By sending us back to the beginning, we are also as players encouraged to play the game again to seek our own answers. To read into the ink to discover the mysteries of this fantastic game, to look at events and signs from different perspectives and discover new meanings. Indeed, we are given a tool to do so. The ‘Seeing Tool’ shows us all the clues and hints that previous Joey/Henrys have left to help him in later play-throughs to navigate the levels. This theory would explain why Henry is so completely unfazed by the horrors and bizarre happenings that he is confronted with. It would also potentially explain the tally on the walls that you see through the Seeing Tool right at the start. Furthermore, the date on the calendar next to Joey is different on every play-through and for every player - it’s hard to tell if this is just something the developers put in to frazzle us further, but it does suggest that each play-through is unique to each player, and that Henry’s journey is happening repeatedly over and over again, just like the cartoons that play in Bendy’s throne room, stuck on an infinite loop until someone turns them off and stops playing them, determining that they have ended.

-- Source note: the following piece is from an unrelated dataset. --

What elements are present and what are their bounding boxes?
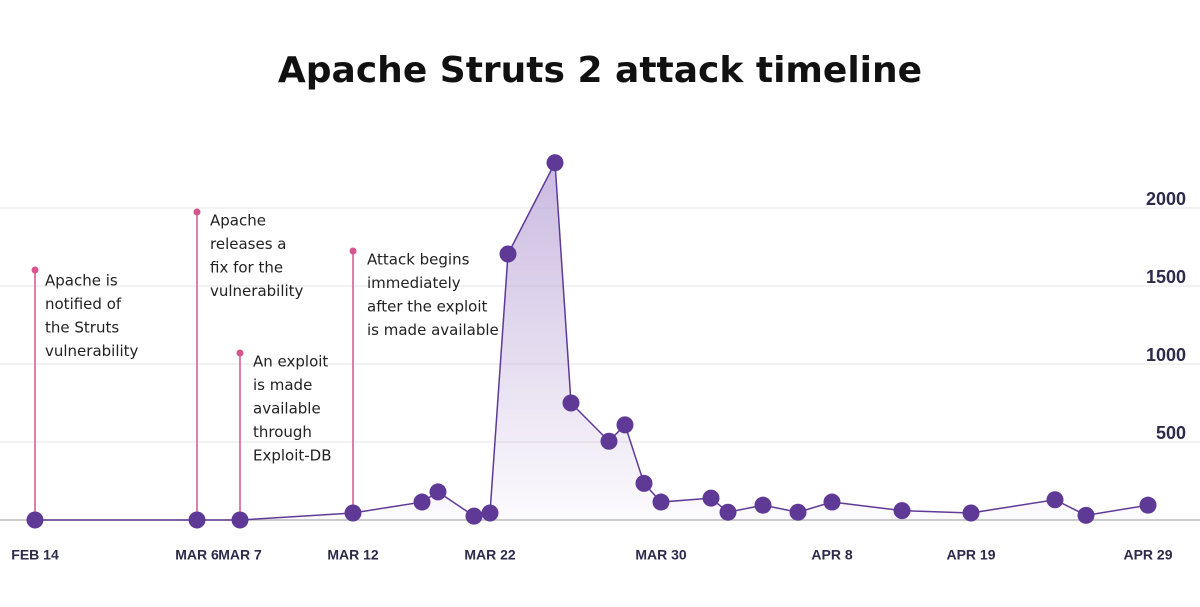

Bendy and the Ink Machine is about the power of imagination - and the more you play the game, the more you come to realise this. Joey Drew (his surname is also loaded with significance) used it poorly and destroys through creation; Henry, his binary who we never see but only hear (just like a conscience), journeys through his memories, guilt and the dire consequences of his actions, creates through destruction - by destroying inky enemies and ending, figuratively and literally, Bendy, the studio, the story and the game. And the female voice right at the end, asking Uncle Joey to ‘tell another one’ just after we see an ink machine inconspicuously sitting in Joey’s house? Not only another encouragement to continue playing the game, but also another affirmation of the power of the imagination and storytelling. Joey tells Henry in his final recording that he 'can save' all the 'monsters' and the 'shadows of the past' in the Studio. He is telling Henry/himself to put his creative talent to good use - by telling stories to children and inspiring others to create good things using ink and imagination, rather than creating demons, both within himself and out in the ‘real’ world.